The Good, The Bad, and The Ugly of Mountaintop Removal Coal

Guest Blog | December 3, 2012 | Coal, Energy Justice, Energy Policy

Those fighting for the mountains and those who make the mountains their home have won a crucial victory.  On Thursday, November 15, 2012, Patriot Coal became the first U.S. operator to stop large-scale mountaintop removal (MTR) coal mining.  Patriot Coal is known for destructive large-scale mining projects in Central Appalachia, an area of the country that has known its share of struggle.  The plight of those affected by mountaintop removal coal mining has helped to highlight the fact that, more often than not, historically disadvantaged communities are the same communities most impacted by companies with harmful environmental practices.  There are few places in the nation where that sad, simple fact is less obvious than in the Southeastern United States.

The historic action taken by Patriot Coal stems from pollution lawsuits filed by the Sierra Club, the Ohio Valley Environmental Coalition and the West Virginia Highlands Conservancy.  In exchange for its agreement to phase out mountaintop removal mining efforts, Patriot was given more time to install selenium treatment systems at several mines.  Selenium is a toxic metal and can cause severe health effects in humans, such an neurological issues, if it finds its way into drinking water supplies.

Although a significant amount of mountaintop removal occurs outside of SACE’s regional focus area, that coal is shipped all over the country and burned in coal plants located in the Southeast – many of which need to retire.  In its 2010 report, “Burning Coal, Burning Cash,”  the Union of Concerned Scientists ranked the states that import the most coal from other regions where the coal is mined.  Southeastern states dominate the top of the ranks, importing staggering amounts of coal, much of it from MTR.

  • Topping the list was Georgia, which imported $2.6 billion of coal to supply its coal fired plants.
  • North Carolina was right behind Georgia, spending $2.3 billion on coal imports.
  • Florida came in fourth on the list with $1.6 billion.
  • Alabama was sixth with $1.4 billion.
  • Tennessee came in eighth with $1.2 billion spent on coal imports.

It’s clear that coal imports are big business in the Southeast and it should be even clearer that we, as Southerners, need to be ever mindful of how the coal we import is produced – particularly because mountaintop removal shares something in common with a long list of other destructive environmental practices in that it primarily impacts those communities that have been historically marginalized.

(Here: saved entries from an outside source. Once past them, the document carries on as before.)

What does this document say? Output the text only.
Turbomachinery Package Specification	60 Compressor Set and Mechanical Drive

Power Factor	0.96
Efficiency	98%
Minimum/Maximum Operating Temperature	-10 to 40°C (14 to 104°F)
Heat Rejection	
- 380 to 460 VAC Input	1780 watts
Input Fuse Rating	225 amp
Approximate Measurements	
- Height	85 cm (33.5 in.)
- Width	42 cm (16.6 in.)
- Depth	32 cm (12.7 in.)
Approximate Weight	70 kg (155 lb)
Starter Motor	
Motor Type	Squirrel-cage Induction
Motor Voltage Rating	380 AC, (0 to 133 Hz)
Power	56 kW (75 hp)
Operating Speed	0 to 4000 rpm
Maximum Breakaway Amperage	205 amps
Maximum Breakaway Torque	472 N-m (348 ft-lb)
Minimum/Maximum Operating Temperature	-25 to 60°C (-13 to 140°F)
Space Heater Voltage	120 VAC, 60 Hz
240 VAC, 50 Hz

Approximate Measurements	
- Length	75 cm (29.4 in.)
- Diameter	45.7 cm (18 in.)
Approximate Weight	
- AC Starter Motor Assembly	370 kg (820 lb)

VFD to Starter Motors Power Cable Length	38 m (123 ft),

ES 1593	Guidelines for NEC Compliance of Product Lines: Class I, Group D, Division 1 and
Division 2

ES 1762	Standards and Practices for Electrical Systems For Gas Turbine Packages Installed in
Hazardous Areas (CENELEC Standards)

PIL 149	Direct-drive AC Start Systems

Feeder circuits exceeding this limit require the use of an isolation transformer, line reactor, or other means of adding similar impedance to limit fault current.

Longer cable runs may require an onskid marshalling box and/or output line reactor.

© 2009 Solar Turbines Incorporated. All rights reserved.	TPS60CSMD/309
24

The connection between Southeastern Coal Plants and Mountaintop Removal (2009) from

Across the nation, communities of color and economically disadvantaged communities are dealing with a disproportionally high amount of threats to their health and safety caused by environmentally destructive operations.  Whether it’s toxic wastewaters flowing on tribal lands or the destruction of entire chains of industry in the Gulf Coast region, when disadvantaged communities are forced to deal with the effects of pollution it complicates an already tenuous situation.

When a community’s drinking water supply is contaminated, many in these economically underprivileged areas cannot afford to buy clean water from the store and are forced to use unhealthy water.  When the effects of breathing in toxic air cause members of these communities to need medical help, many do not have access to effective health care.  As evidenced by reports created by Coal River Mountain Watch, those living around mountaintop removal sites experience cancer rates 5% higher than others living in Appalachia.  Overall, coal pollution in Appalachia causes $75 billion a year in public health costs.  For a region plagued by poverty, this cost is far too much to bear.

This type of disparate harm is not unique to mountaintop removal and Appalachia.  A 2009 University of Massachusetts report, “Justice in the Air: Tracking Pollution from America’s Industries and Companies to Our States, Cities, and Neighborhoods” found that Fortune 500 and other industrial companies are not equal opportunity polluters. People of color and poor people generally live on the “wrong side of the environmental tracks.”  The study found that pollution is unevenly distributed within states, with some of the most dramatic differences between the share of people of color in the total human health risk from industrial air toxics occurring in the South.

For example, Tennessee had the highest disparities in exposure, with people of color comprising 43% of those in the state exposed to toxic air and water despite only comprising 21% of the total state population.  Alabama and South Carolina have similarly alarming statistics for the amount of people of color affected by pollution.  Birmingham, Alabama carries the distinction of being the metropolitan area with the greatest disproportionate impact on people of color – people of color bore 65% of the health risk while comprising only 34% of the population, a 31% discrepancy.  Memphis, TN has an almost equally disheartening story, with 70% of the health risks born by people of color, who make up only 48.1% of the population.  The South, it seems, has a lot of work to do to reduce sources of environmental pollution and ensure that harms from such pollution are not disproportionately placed in communities of color.

As we continue to fight against dirty forms of energy and advocate for cleaner, renewable sources of electric generation, we must also stand up for those who suffer the disproportionate effects from toxic air and dirty water.  Let us join in the chorus and magnify our voices so that no one is left in the wake of environmental destruction.  And let us hope that we are one step closer to a world free of mountaintop removal coal mining.